Remember that time I wrote a letter to the President of the United States? Late last March, that's exactly what I did. It was the first time I'd written to any elected official as a registered voter. It's a letter that I sent not only to the president, but also to the two senators from Virginia and to my local congressman. I never expected to receive a response.
A few months ago, I received what amounted to a form letter from Senator Kaine's office. I assumed that would be the end of it. In fact, I'd pretty much put the letter I originally wrote out of my mind. Yesterday, I received a response from the White House.
If you don't want to click the above link to read my original words, you don't really have to. To sum up, I voiced my concerns regarding the state of social services in this country. Particularly, I was concerned with the state of Child Protective Services and their seeming inability to effectively protect children in our community. This letter, filled with my own frustrations, was written after witnessing a family of children continually get abused while CPS did nothing. Meanwhile, I've heard of a number of situations where CPS stepped in and removed children from good homes with parents who actually cared about their kids' well being. As a counselor, it breaks my heart to see these situations on either side of that coin.

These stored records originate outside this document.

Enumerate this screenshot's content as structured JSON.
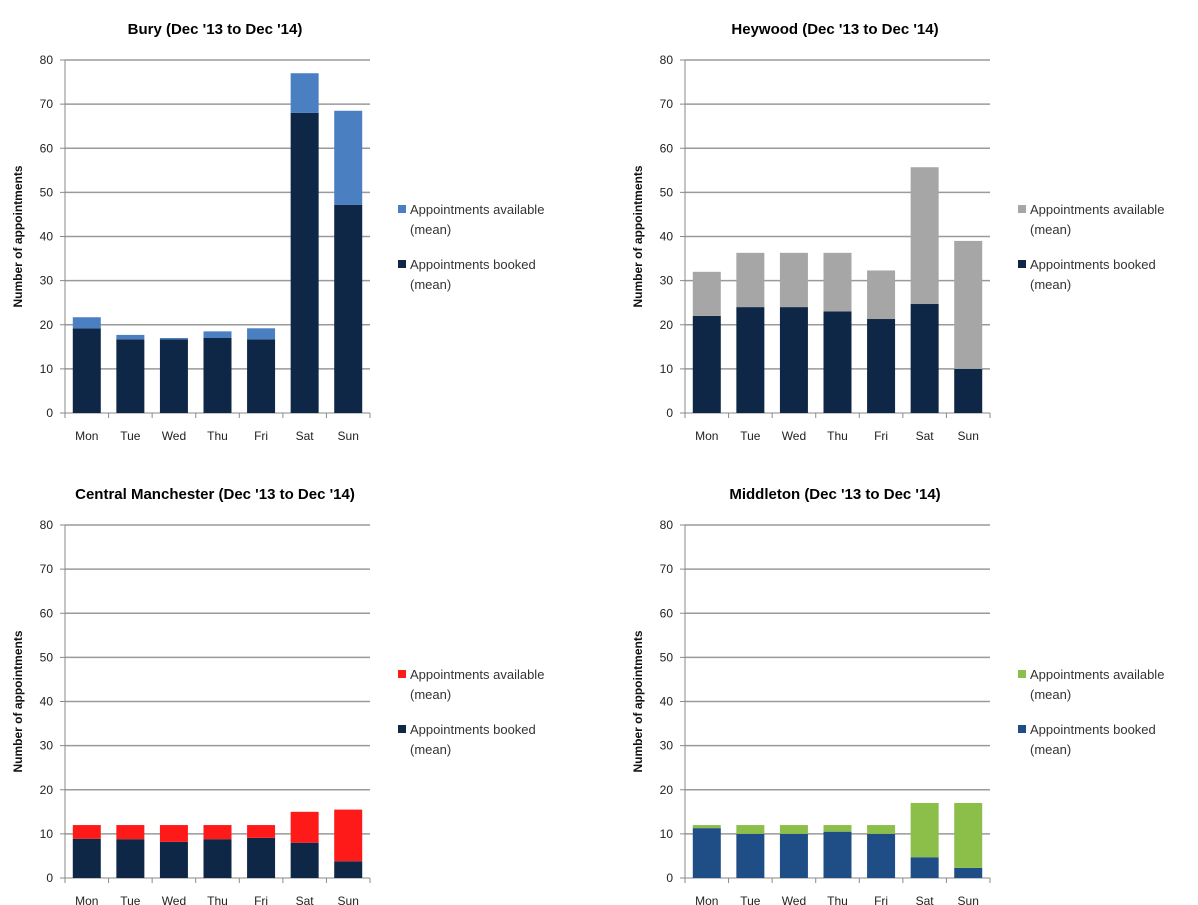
{
  "chart_data": [
    {
      "type": "bar",
      "stacked": true,
      "title": "Bury (Dec '13 to Dec '14)",
      "ylabel": "Number of appointments",
      "xlabel": "",
      "ylim": [
        0,
        80
      ],
      "yticks": [
        0,
        10,
        20,
        30,
        40,
        50,
        60,
        70,
        80
      ],
      "grid": true,
      "legend_position": "right",
      "categories": [
        "Mon",
        "Tue",
        "Wed",
        "Thu",
        "Fri",
        "Sat",
        "Sun"
      ],
      "series": [
        {
          "name": "Appointments booked (mean)",
          "color": "#0f2746",
          "values": [
            19.2,
            16.7,
            16.7,
            17.0,
            16.7,
            68.0,
            47.2
          ]
        },
        {
          "name": "Appointments available (mean)",
          "color": "#4a80c2",
          "values": [
            2.5,
            1.0,
            0.3,
            1.5,
            2.5,
            9.0,
            21.3
          ]
        }
      ],
      "legend": [
        {
          "line1": "Appointments available",
          "line2": "(mean)",
          "color": "#4a80c2"
        },
        {
          "line1": "Appointments booked",
          "line2": "(mean)",
          "color": "#0f2746"
        }
      ]
    },
    {
      "type": "bar",
      "stacked": true,
      "title": "Heywood (Dec '13 to Dec '14)",
      "ylabel": "Number of appointments",
      "xlabel": "",
      "ylim": [
        0,
        80
      ],
      "yticks": [
        0,
        10,
        20,
        30,
        40,
        50,
        60,
        70,
        80
      ],
      "grid": true,
      "legend_position": "right",
      "categories": [
        "Mon",
        "Tue",
        "Wed",
        "Thu",
        "Fri",
        "Sat",
        "Sun"
      ],
      "series": [
        {
          "name": "Appointments booked (mean)",
          "color": "#0f2746",
          "values": [
            22.0,
            24.0,
            24.0,
            23.0,
            21.3,
            24.7,
            10.0
          ]
        },
        {
          "name": "Appointments available (mean)",
          "color": "#a6a6a6",
          "values": [
            10.0,
            12.3,
            12.3,
            13.3,
            11.0,
            31.0,
            29.0
          ]
        }
      ],
      "legend": [
        {
          "line1": "Appointments available",
          "line2": "(mean)",
          "color": "#a6a6a6"
        },
        {
          "line1": "Appointments booked",
          "line2": "(mean)",
          "color": "#0f2746"
        }
      ]
    },
    {
      "type": "bar",
      "stacked": true,
      "title": "Central Manchester (Dec '13 to Dec '14)",
      "ylabel": "Number of appointments",
      "xlabel": "",
      "ylim": [
        0,
        80
      ],
      "yticks": [
        0,
        10,
        20,
        30,
        40,
        50,
        60,
        70,
        80
      ],
      "grid": true,
      "legend_position": "right",
      "categories": [
        "Mon",
        "Tue",
        "Wed",
        "Thu",
        "Fri",
        "Sat",
        "Sun"
      ],
      "series": [
        {
          "name": "Appointments booked (mean)",
          "color": "#0f2746",
          "values": [
            8.9,
            8.8,
            8.2,
            8.8,
            9.1,
            8.0,
            3.8
          ]
        },
        {
          "name": "Appointments available (mean)",
          "color": "#ff1a1a",
          "values": [
            3.1,
            3.2,
            3.8,
            3.2,
            2.9,
            7.0,
            11.7
          ]
        }
      ],
      "legend": [
        {
          "line1": "Appointments available",
          "line2": "(mean)",
          "color": "#ff1a1a"
        },
        {
          "line1": "Appointments booked",
          "line2": "(mean)",
          "color": "#0f2746"
        }
      ]
    },
    {
      "type": "bar",
      "stacked": true,
      "title": "Middleton (Dec '13 to Dec '14)",
      "ylabel": "Number of appointments",
      "xlabel": "",
      "ylim": [
        0,
        80
      ],
      "yticks": [
        0,
        10,
        20,
        30,
        40,
        50,
        60,
        70,
        80
      ],
      "grid": true,
      "legend_position": "right",
      "categories": [
        "Mon",
        "Tue",
        "Wed",
        "Thu",
        "Fri",
        "Sat",
        "Sun"
      ],
      "series": [
        {
          "name": "Appointments booked (mean)",
          "color": "#1f4d86",
          "values": [
            11.3,
            10.0,
            10.0,
            10.5,
            10.0,
            4.7,
            2.3
          ]
        },
        {
          "name": "Appointments available (mean)",
          "color": "#8cbf4a",
          "values": [
            0.7,
            2.0,
            2.0,
            1.5,
            2.0,
            12.3,
            14.7
          ]
        }
      ],
      "legend": [
        {
          "line1": "Appointments available",
          "line2": "(mean)",
          "color": "#8cbf4a"
        },
        {
          "line1": "Appointments booked",
          "line2": "(mean)",
          "color": "#1f4d86"
        }
      ]
    }
  ]
}
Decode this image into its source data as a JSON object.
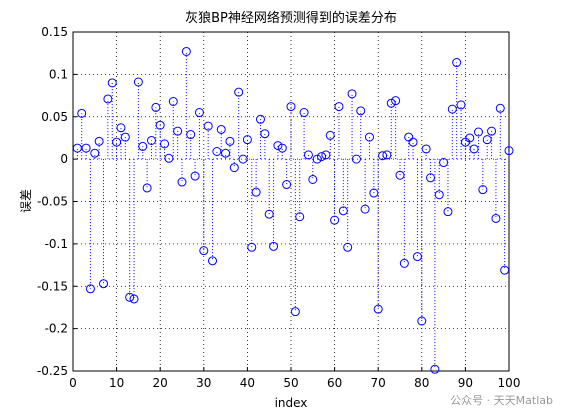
{
  "chart_data": {
    "type": "stem",
    "title": "灰狼BP神经网络预测得到的误差分布",
    "xlabel": "index",
    "ylabel": "误差",
    "watermark": "公众号 · 天天Matlab",
    "x": [
      1,
      2,
      3,
      4,
      5,
      6,
      7,
      8,
      9,
      10,
      11,
      12,
      13,
      14,
      15,
      16,
      17,
      18,
      19,
      20,
      21,
      22,
      23,
      24,
      25,
      26,
      27,
      28,
      29,
      30,
      31,
      32,
      33,
      34,
      35,
      36,
      37,
      38,
      39,
      40,
      41,
      42,
      43,
      44,
      45,
      46,
      47,
      48,
      49,
      50,
      51,
      52,
      53,
      54,
      55,
      56,
      57,
      58,
      59,
      60,
      61,
      62,
      63,
      64,
      65,
      66,
      67,
      68,
      69,
      70,
      71,
      72,
      73,
      74,
      75,
      76,
      77,
      78,
      79,
      80,
      81,
      82,
      83,
      84,
      85,
      86,
      87,
      88,
      89,
      90,
      91,
      92,
      93,
      94,
      95,
      96,
      97,
      98,
      99,
      100
    ],
    "values": [
      0.013,
      0.054,
      0.013,
      -0.153,
      0.007,
      0.021,
      -0.147,
      0.071,
      0.09,
      0.02,
      0.037,
      0.026,
      -0.163,
      -0.165,
      0.091,
      0.015,
      -0.034,
      0.022,
      0.061,
      0.04,
      0.018,
      0.001,
      0.068,
      0.033,
      -0.027,
      0.127,
      0.029,
      -0.02,
      0.055,
      -0.108,
      0.039,
      -0.12,
      0.009,
      0.035,
      0.007,
      0.021,
      -0.01,
      0.079,
      0.0,
      0.023,
      -0.104,
      -0.039,
      0.047,
      0.03,
      -0.065,
      -0.103,
      0.016,
      0.013,
      -0.03,
      0.062,
      -0.18,
      -0.068,
      0.055,
      0.005,
      -0.024,
      0.0,
      0.003,
      0.005,
      0.028,
      -0.072,
      0.062,
      -0.061,
      -0.104,
      0.077,
      0.0,
      0.057,
      -0.059,
      0.026,
      -0.04,
      -0.177,
      0.004,
      0.005,
      0.066,
      0.069,
      -0.019,
      -0.123,
      0.026,
      0.02,
      -0.115,
      -0.191,
      0.012,
      -0.022,
      -0.248,
      -0.042,
      -0.004,
      -0.062,
      0.059,
      0.114,
      0.064,
      0.02,
      0.025,
      0.012,
      0.032,
      -0.036,
      0.023,
      0.033,
      -0.07,
      0.06,
      -0.131,
      0.01
    ],
    "color": "#0000ff",
    "xlim": [
      0,
      100
    ],
    "xticks": [
      0,
      10,
      20,
      30,
      40,
      50,
      60,
      70,
      80,
      90,
      100
    ],
    "ylim": [
      -0.25,
      0.15
    ],
    "yticks": [
      -0.25,
      -0.2,
      -0.15,
      -0.1,
      -0.05,
      0,
      0.05,
      0.1,
      0.15
    ],
    "grid": true
  }
}
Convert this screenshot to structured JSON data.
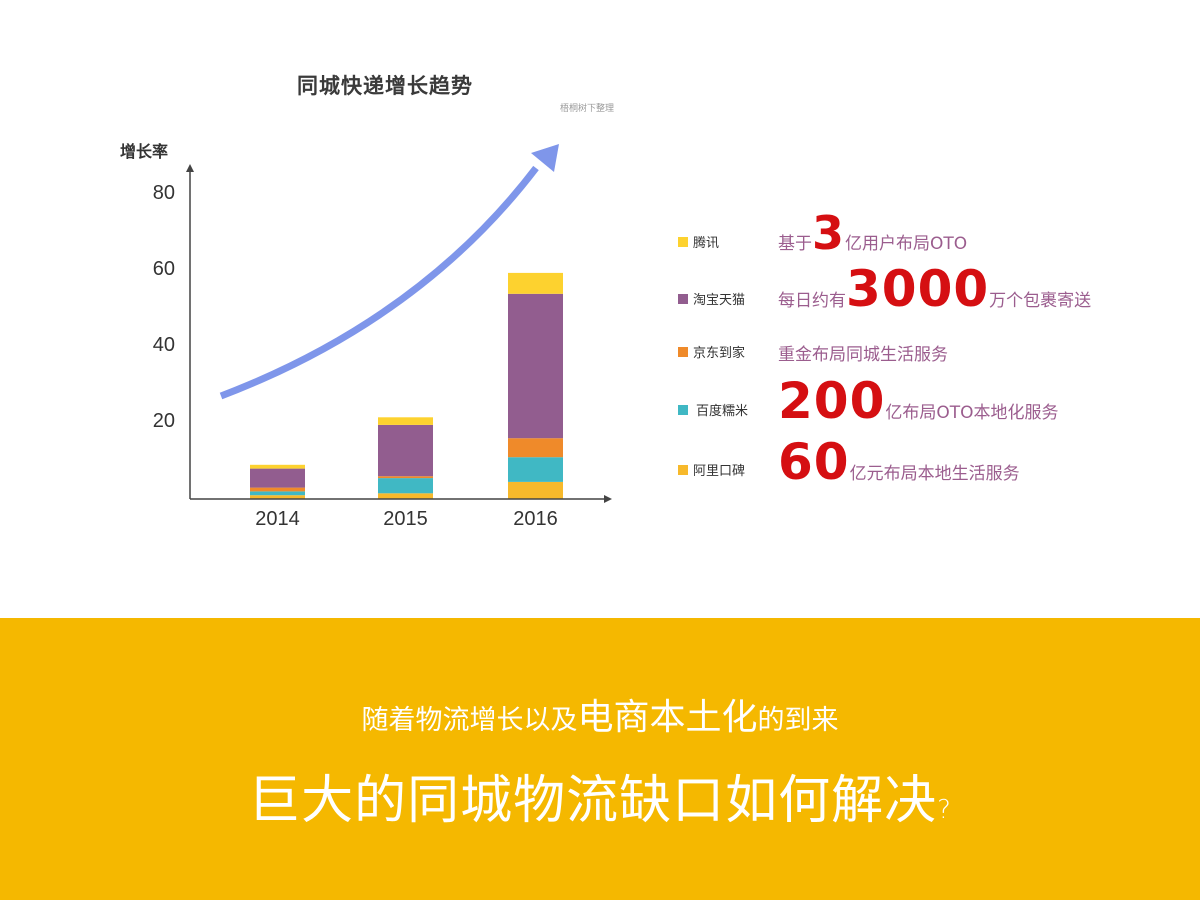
{
  "chart_data": {
    "type": "bar",
    "stacked": true,
    "title": "同城快递增长趋势",
    "source_note": "梧桐树下整理",
    "xlabel": "",
    "ylabel": "增长率",
    "ylim": [
      0,
      85
    ],
    "yticks": [
      20,
      40,
      60,
      80
    ],
    "categories": [
      "2014",
      "2015",
      "2016"
    ],
    "series": [
      {
        "name": "阿里口碑",
        "color": "#f7b92b",
        "values": [
          1,
          1.5,
          4.5
        ]
      },
      {
        "name": "百度糯米",
        "color": "#40b8c4",
        "values": [
          1,
          4,
          6.5
        ]
      },
      {
        "name": "京东到家",
        "color": "#ef8a2a",
        "values": [
          1,
          0.5,
          5
        ]
      },
      {
        "name": "淘宝天猫",
        "color": "#925d8f",
        "values": [
          5,
          13.5,
          38
        ]
      },
      {
        "name": "腾讯",
        "color": "#fdd22f",
        "values": [
          1,
          2,
          5.5
        ]
      }
    ],
    "totals": [
      9,
      21.5,
      59.5
    ],
    "trend_arrow": {
      "color": "#7f96ea",
      "direction": "up-right"
    },
    "grid": false,
    "legend_position": "right"
  },
  "legend": [
    {
      "label": "腾讯",
      "color": "#fdd22f",
      "pre": "基于",
      "big": "3",
      "post": "亿用户布局OTO"
    },
    {
      "label": "淘宝天猫",
      "color": "#925d8f",
      "pre": "每日约有",
      "big": "3000",
      "post": "万个包裹寄送"
    },
    {
      "label": "京东到家",
      "color": "#ef8a2a",
      "pre": "重金布局同城生活服务",
      "big": "",
      "post": ""
    },
    {
      "label": "百度糯米",
      "color": "#40b8c4",
      "pre": "",
      "big": "200",
      "post": "亿布局OTO本地化服务"
    },
    {
      "label": "阿里口碑",
      "color": "#f7b92b",
      "pre": "",
      "big": "60",
      "post": "亿元布局本地生活服务"
    }
  ],
  "banner": {
    "color": "#f5b800",
    "line1_a": "随着物流增长以及",
    "line1_em": "电商本土化",
    "line1_b": "的到来",
    "line2": "巨大的同城物流缺口如何解决",
    "line2_q": "?"
  }
}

I really expected nothing to come of the letter. I figured, at best, I would receive the same kind of form letter I got from Senator Kaine's office from several other elected officials. I expected nothing from the president.
The letter I received yesterday is typed. It was done so on December 26, the day after Christmas. If memory serves, the good people on the news said that the Obama family was in Hawaii at that time. While I've heard that President Obama does read a number of letters that arrive at the White House from time to time, I can't really assume he read mine.
But someone did. Someone read my specific concerns and specifically addressed them in this response. I can't say for certain that it was a staffer that wrote the letter. I suppose there is a possibility that the president himself wrote it. The writer makes it personal by saying "as a father," the well being of America's children are a high priority.
I can say with certainty that the letter was signed with ink. It wasn't stamped. So, at the very least, the president looked over the letter and gave his approval by putting his signature on it. The postmark on the envelope is from January 6. It arrived at my old post office box on the 14th before being forwarded to my current address, where it arrived yesterday, January 16. So my assumption is that someone on the president's staff wrote the letter the day after Christmas, gave it to the president for his approval once he returned from vacation, then dropped in the mail.
Again, I could be wrong. Maybe President Obama was sitting with Michelle and the kids the day after Christmas and said, "You know, I haven't heard from Aaron in a while. I should probably drop him a line." Yeah, I'm sure that's how it happened.
Whatever the case, I'm impressed by the response. My intent in writing the original letter was not to seek a sweeping change in the system. I just wanted my voice to be heard. This response does not represent a sweeping change in the system. It just lets me know that my voice was heard. For me, that's enough.